There is no denying that Joaquin Phoenix is a major acting talent who has delivered outstanding performances in such films as 1995's "To Die For," 1999's "8mm
," 2000's "Gladiator
," 2002's "Signs
," and 2005's "Walk the Line
." "I'm Still Here" wants us to believe that he is now tired of the profession and ashamed at the choices he's made in his career. He wants a change. Maybe this is so, but if the film is at all truthful, Phoenix's problems run much deeper to a place that director Casey Affleck is unwilling to go. Increasingly scruffy and unkempt, slurring and incoherent, chain-smoking while constantly wearing a germ mask around his neck or on top of his head like a fashion accessory, Phoenix has flown right off the deep end. Even if the viewer is to disregard his recreational drug use, made all the more upsetting because we remember very well what became of his older brother River in 1993, the subject is in desperate need of help, yet has no one who cares about him enough to do anything about it. With most of Phoenix's acquaintances on his payroll and no true friends, Casey Affleck irresponsibly turns his camera on and observes a man who is self-destructive and
self-destructing, making a mockery of himself, and undone further by his own infuriating ego. Beyond self-involved, Phoenix spends the majority of his time abusing and belittling his assistant Antony Langdon, childishly whining about how hard life is for him, pouting when he doesn't get his way, and generally obsessing over himself without giving anyone else another thought. On this last point, at least it goes both ways.

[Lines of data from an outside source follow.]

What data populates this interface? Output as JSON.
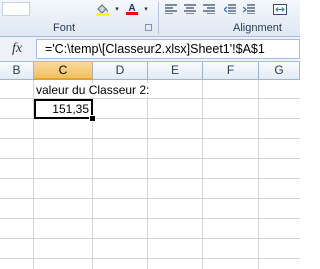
{
  "ribbon": {
    "groups": [
      {
        "label": "Font"
      },
      {
        "label": "Alignment"
      }
    ],
    "icons": [
      "fill-color-icon",
      "font-color-icon",
      "align-icon",
      "dialog-launcher-icon"
    ],
    "accent_colors": {
      "fill": "#ffff00",
      "font": "#ff0000"
    }
  },
  "formula_bar": {
    "fx_label": "fx",
    "formula": "='C:\\temp\\[Classeur2.xlsx]Sheet1'!$A$1"
  },
  "columns": [
    "B",
    "C",
    "D",
    "E",
    "F",
    "G"
  ],
  "selected_column": "C",
  "cells": {
    "label": "valeur du Classeur 2:",
    "value": "151,35"
  }
}
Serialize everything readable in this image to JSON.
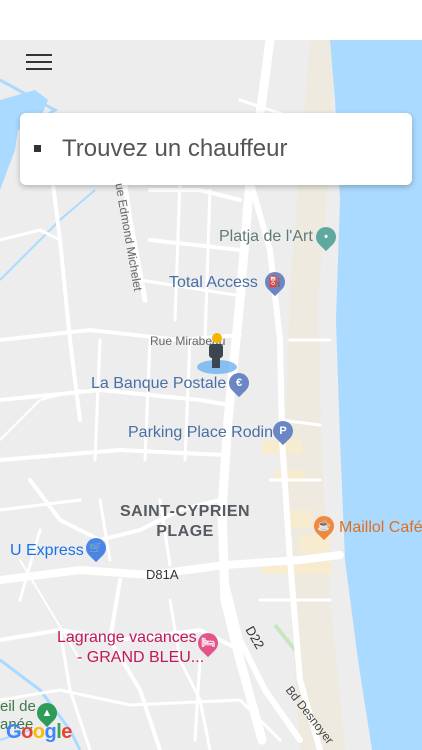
{
  "search": {
    "placeholder": "Trouvez un chauffeur"
  },
  "map": {
    "places": {
      "platja": "Platja de l'Art",
      "total": "Total Access",
      "mirabeau": "Rue Mirabeau",
      "banque": "La Banque Postale",
      "parking": "Parking Place Rodin",
      "district_line1": "SAINT-CYPRIEN",
      "district_line2": "PLAGE",
      "maillol": "Maillol Café",
      "uexpress": "U Express",
      "lagrange_line1": "Lagrange vacances",
      "lagrange_line2": "- GRAND BLEU...",
      "edmond": "ue Edmond Michelet",
      "d81a": "D81A",
      "d22": "D22",
      "desnoyer": "Bd Desnoyer",
      "soleil_line1": "eil de",
      "soleil_line2": "anée"
    },
    "attribution": [
      "G",
      "o",
      "o",
      "g",
      "l",
      "e"
    ]
  },
  "colors": {
    "sea": "#aadaff",
    "land": "#ededed",
    "road": "#ffffff",
    "beach": "#f8ecd0"
  }
}
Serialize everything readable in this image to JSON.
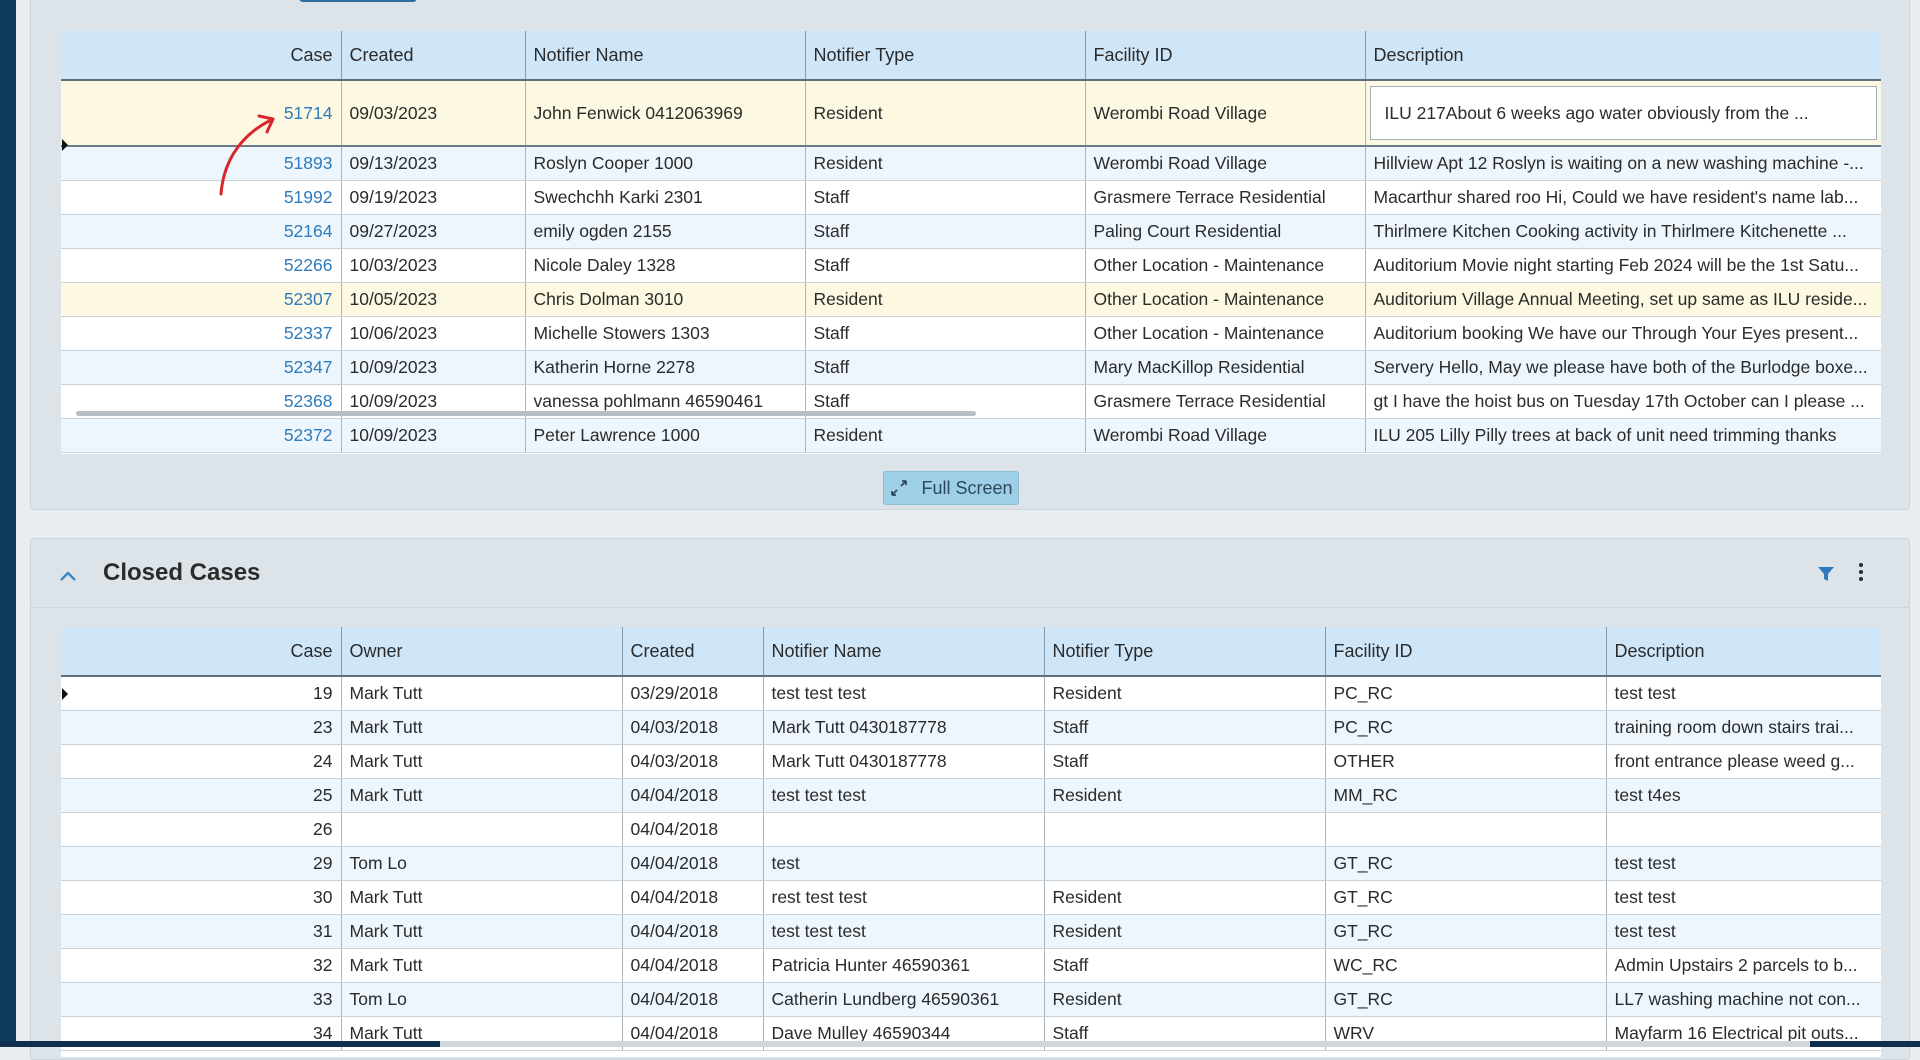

"I'm Still Here" would be very funny if it weren't so depressing. Inflated by his own skewed sense of fame and what it can do for him, Joaquin believes that all he has to do is announce he is becoming a hip-hop musician and it will magically happen. His few stage performances are embarrassments and his meeting with Sean Combs is uncomfortable in the most watchable of ways as the mogul tries to go easy on Phoenix even as he can't believe what he hears on the demo CD. A meeting with Ben Stiller, who wants Phoenix to be his co-star in the film "Greenberg
," is rife with slights and put-downs at the expense of Stiller's comedy career, adding hilarious newfound context when we later see Stiller on an awards show dressed as Phoenix and making fun of him while co-presenter Natalie Portman comments that he looks like he should be running a Hasidic meth lab. A later scene where Phoenix verbally assaults Antony and his assistant gets him back by defecating on his face is just plain gross, a mirror of how pathetic they both are. The only time where Phoenix becomes the least bit sympathetic is in a raw moment following his near-apocalyptic appearance on "The Late Show with David Letterman" where he has a catharsis about how far he's fallen and how much work he'll have to do to ever be taken seriously again. In this scene, the viewer understands that he's more than just a victim of his own choices, but of an entire Hollywood culture that chews up and spits out the weak and vulnerable.
While there is a certain level of artifice to "I'm Still Here," it is only in the logistics of Casey Affleck being allowed to make something so professionally damning of Joaquin Phoenix. Shouldn't Affleck's wife, Summer Phoenix (who never appears), have had her own qualms about what he was doing? This is never brought up. If, in a few months' time, Affleck and Phoenix finally come clean and laugh about pulling one over on everyone, then that would be the happiest of endings for Joaquin. Timed just right, such an announcement would be enough to earn him a well-deserved Oscar nomination and likely a win. If, however, this really is more documentary than mockumentary, well, then the whole thing is rather sad, far too reminiscent of Gus Van Sant's harrowing 2005 drama "Last Days
" for comfort. A psychological snuff film, "I'm Still Here" is unpleasant and provocative in equal measure. You don't necessarily like what you see, but it's impossible to turn away from the carnage.